In terms of the type of nutrition intake, that will depend solely on your goal…
LOSE BODY FAT:
Focus on eating a controlled amount of food each meal. Don’t eat too much carb-loaded food (white bread, pasta, bagels… etc). Basically – cut out junk foods.
– Jack up the protein and fiber and make sure to cut those junk foods that you craved. (I know it’s tempting but you can do it!)
– Have a calorie deficit, meaning you want to burn MORE calories than you take in.
However, because you’re just starting out on this fitness journey, don’t worry about counting macronutrients, calorie, values and such – Just focus on healthy meals including high protein foods and healthy snacks – a few chips once or twice a week is okay, as long as you control it and do NOT over indulge).
GAIN MUSCLE MASS:
Eat lots of complex carbohydrates (whole wheat/multi-wheat bread, quinoa, brown rice… etc).
– Eat as much lean, high protein foods as you can (best go for lean chicken breast or beef).
– Try to eat 4-5 meals a day if you can to replenish those torn muscle fibers you worked hard on tearing up earlier.
4. Get A Good Training Plan
As many would say, CONSISTENCY IS KEY. If one doesn’t have a proper training regiment, it’s quite difficult to make continuous, progressive gains. But consistency doesn’t mean ‘Oh I should train my arms 3 times a week because they need to get big’.
Your muscles need at least 72 hours to rest before they get torn apart again – you also want to avoid injury due to tired muscles!
You definitely don’t want to want your training week to look this this:
…Yeah, that doesn’t work. Instead, try something like this:
Thursday: Legs (DON’T skip it)
Friday: Chest (or back, depending on what you want to work on)
Make sure you follow a workout schedule at all times. Just because your buddy said ‘dude, I’m doing chest today, do it with me’ on a Tuesday doesn’t mean you should follow him because you just did it yesterday.
Having a proper schedule also means preventing over training, working on arms or chest three times a week won’t get you anywhere, it might actually make you lose your gains as well.
Consistency is key guys, don’t forget it.
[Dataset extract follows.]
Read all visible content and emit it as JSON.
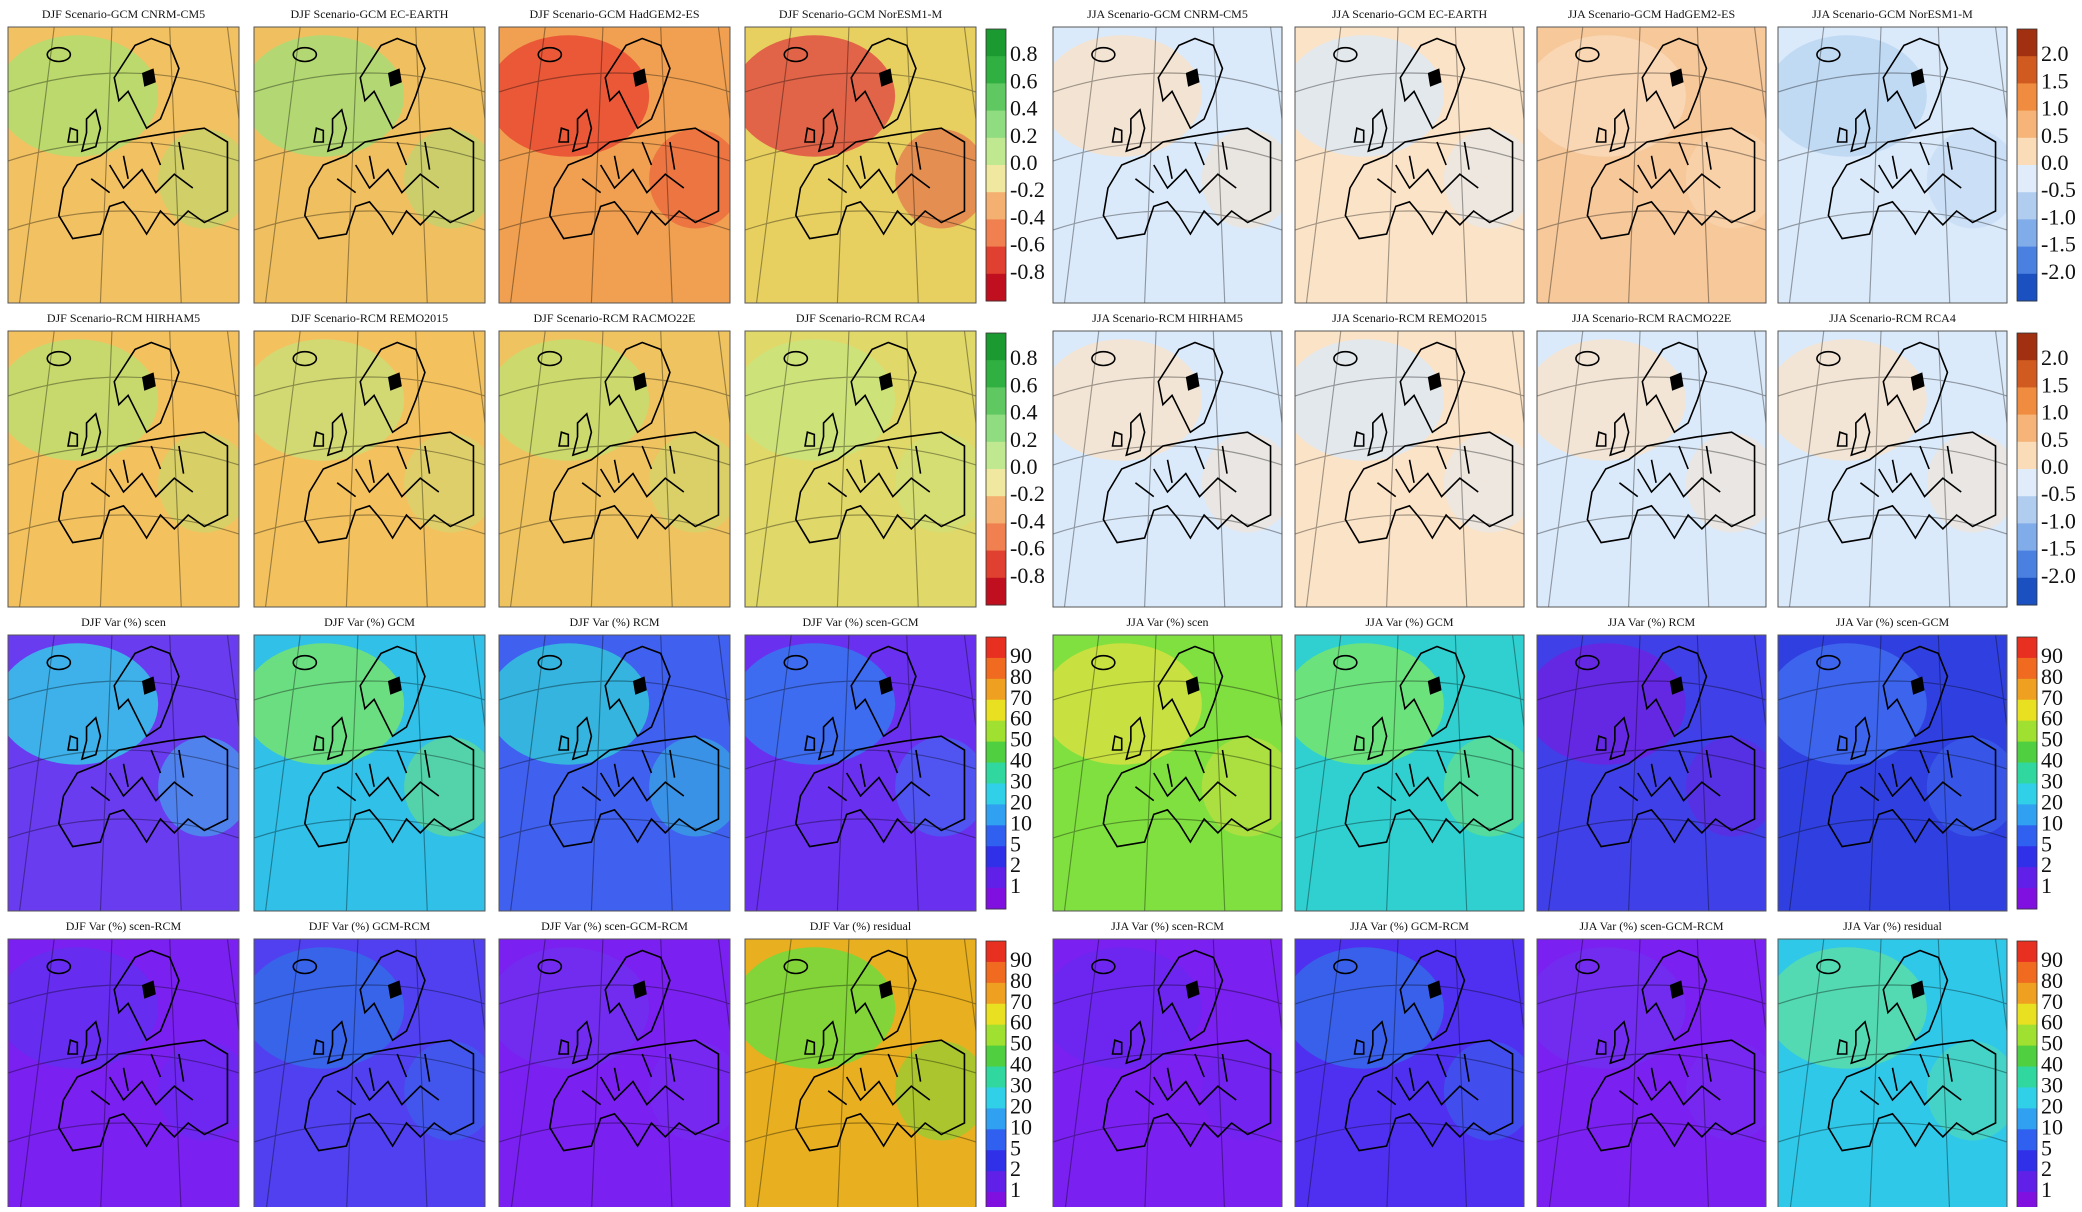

5. Concentrate On Your Goals
Distraction is a big no-no in and out the gym if you want to make any gains. Whether it’s texting or talking in the gym, or partying on the weekends. These things will most definitely delay your road to being the biggest guy on campus.
Don’t be that guy…
I’m sure many of you first timers have done this, in between sets you pull out your phone to reply to a few friends. Or, if you came in with a few friends, you end up talking to them for a good five minutes straight in between a set.
Try to FOCUS
You cannot lose focus when you’re working out, you will lose the motivation built up within you from earlier and you’ll lose momentum. Another bad distraction is partying… An occasional gathering with friends here and there is alright. It’s bad when it gets to over-drinking and smashing yourself every weekend.
When you party too hard, you lose valuable sleep, you replace your meals with (most likely) junk food, and you replace drinks such as water or protein shakes with some kind of alcohol. Try to keep the parties down, if you can. (Or at least bring a protein shake/bar there and try not to get too hammered!)
Having a healthy and fit body does not all come from the gym – you’re in the gym for around one to two hours a day. It’s what you do in the other 22 hours that matter the most. You also should enjoy it!
Don’t take training to seriously if you just started, make it fun!
People think training is hard? Of course, but what’s harder is keeping yourself in line with your goals by eating right, sleeping right and training right. I believe that each and one of you has the ability and the potential to hit your goals, you just have to work for it!